With all new technologies come hazards, real and perceived. Will holding a cell phone at the side of your head for hours every day eventually fry your brain? Will radial keratotomy improve your eyesight or destroy it? It can be surprising how, when a technology becomes mainstream and is taken for granted, we forget the hazards, even the most real ones. We happily propel a ton-and-a-half of steel, glass and rubber around the country's roadways at 60 miles per hour, sometimes feet away from similar objects travelling at similar speed in the opposite direction, all the while with ten or more gallons of highly flamable liquid in a thin steel tank under the back seat. Yet, if someone puts a powerful electrical system in the car, we suddenly get nervous all over again. In this section, I'd like to talk about the hazards of Prius ownership.
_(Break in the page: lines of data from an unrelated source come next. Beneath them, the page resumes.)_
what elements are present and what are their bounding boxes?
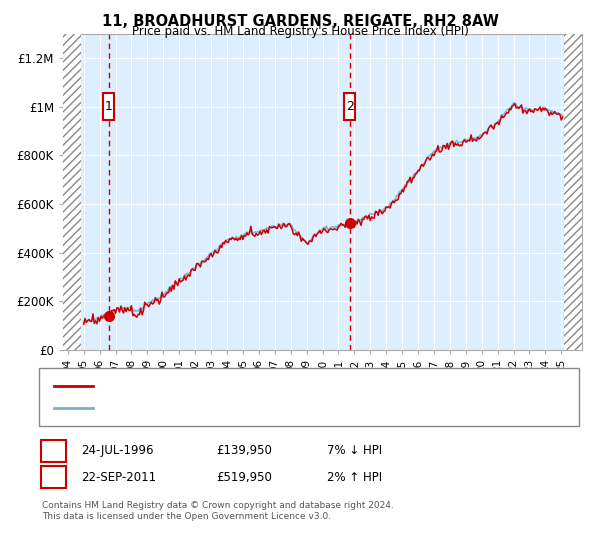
Text: 1: 1 bbox=[104, 100, 112, 113]
Text: 22-SEP-2011: 22-SEP-2011 bbox=[81, 470, 156, 484]
Bar bbox=[63, 34, 82, 350]
Text: 7% ↓ HPI: 7% ↓ HPI bbox=[327, 444, 382, 458]
Text: 2% ↑ HPI: 2% ↑ HPI bbox=[327, 470, 382, 484]
FancyBboxPatch shape bbox=[344, 93, 355, 120]
Text: 1: 1 bbox=[49, 444, 58, 458]
Text: Price paid vs. HM Land Registry's House Price Index (HPI): Price paid vs. HM Land Registry's House … bbox=[131, 25, 469, 38]
Bar bbox=[563, 34, 587, 350]
Text: 2: 2 bbox=[49, 470, 58, 484]
Text: HPI: Average price, detached house, Reigate and Banstead: HPI: Average price, detached house, Reig… bbox=[99, 403, 422, 413]
FancyBboxPatch shape bbox=[103, 93, 114, 120]
Text: £139,950: £139,950 bbox=[216, 444, 272, 458]
Text: 24-JUL-1996: 24-JUL-1996 bbox=[81, 444, 154, 458]
Text: 2: 2 bbox=[346, 100, 354, 113]
Text: Contains HM Land Registry data © Crown copyright and database right 2024.
This d: Contains HM Land Registry data © Crown c… bbox=[42, 501, 394, 521]
Text: 11, BROADHURST GARDENS, REIGATE, RH2 8AW (detached house): 11, BROADHURST GARDENS, REIGATE, RH2 8AW… bbox=[99, 381, 464, 391]
Text: £519,950: £519,950 bbox=[216, 470, 272, 484]
Text: 11, BROADHURST GARDENS, REIGATE, RH2 8AW: 11, BROADHURST GARDENS, REIGATE, RH2 8AW bbox=[101, 14, 499, 29]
A domestic electric clothes dryer (in the U.S.A.) operates at 220 volts and 30 amps. The Prius high voltage system runs at about 273 volts, a little more than the dryer. Currents can exceed 30 amps, but in the case of electric shock it's the current through you that does the damage and any system that can supply an amp or more is as dangerous as any other. How much damage you'll suffer from a 273 vold shock depends on your body resistance and how the shock passes through you. I happen to have experienced a 240 volt shock from one hand to the other, straight across the heart, with little more than temporary discomfort. But I was stupid. I grabbed the terminals of my father's arc welder without waiting for him to turn it off. If you're not stupid, you can operate a clothes dryer without worrying about electric shocks. Equally, and for the same reason, you can drive a Prius.
There's only one difference. It's a long time since I heard of domestic appliances crashing into each other in the basement. But, you hear of automobile accidents all the time. Suppose someone broke into your house and set about your clothes dryer with a sledge hammer. You come home and it has wires hanging out. Do you touch them? No, of course not. This is all it means when Toyota warn you not to touch wires hanging out of your car after an accident. The high voltage wires are wrapped in metal shields to protect them from cuts. They are colored orange. Compared to the other harm that can befall you in a car crash, I would say that the danger of electrical shock is insignificant.
Cars have batteries. Batteries contain acid. Acid is dangerous. A car with powerful batteries must contain a lot of acid and be very dangerous, right?
The electrolyte in Nickel Metal Hydride batteries is potassium hydroxide. This is not acid, rather it is an alkali, the exact opposite. However, concentrated alkali can be as caustic and dangerous as acid, so there are warnings about spills. This should not be of any concern, however, because the location of the battery in the car protects it well and each cell of the battery contains very little electrolyte. By far the biggest secondary risk in a collision is, in my opinion, the gasoline, as with any normal car. But Toyota don't want to be sued for alkali burns just because they failed to include a warning.
I don't think "stealth" is a Toyota word, I think people in the yahoo discussion groups invented it to mean driving with the gas engine off. The implication is that you can sneak up on people, which is unfortunate because obviously this is not always a good idea.
Also, people talk of a stealth "mode". You can't
put the car in this mode, the car makes up its own mind when to run the ICE
and when not. You can influence the car by the way you drive, but you
should probably consider this "advanced Prius ownership" for now. In
fact, the philosophy of "Prius - just drive it" would have you leave it
up to the car. Those of us searching for extreme economy and a
fuller understanding of the car's workings are the ones talking
most about stealth or "EV" (electric vehicle) mode.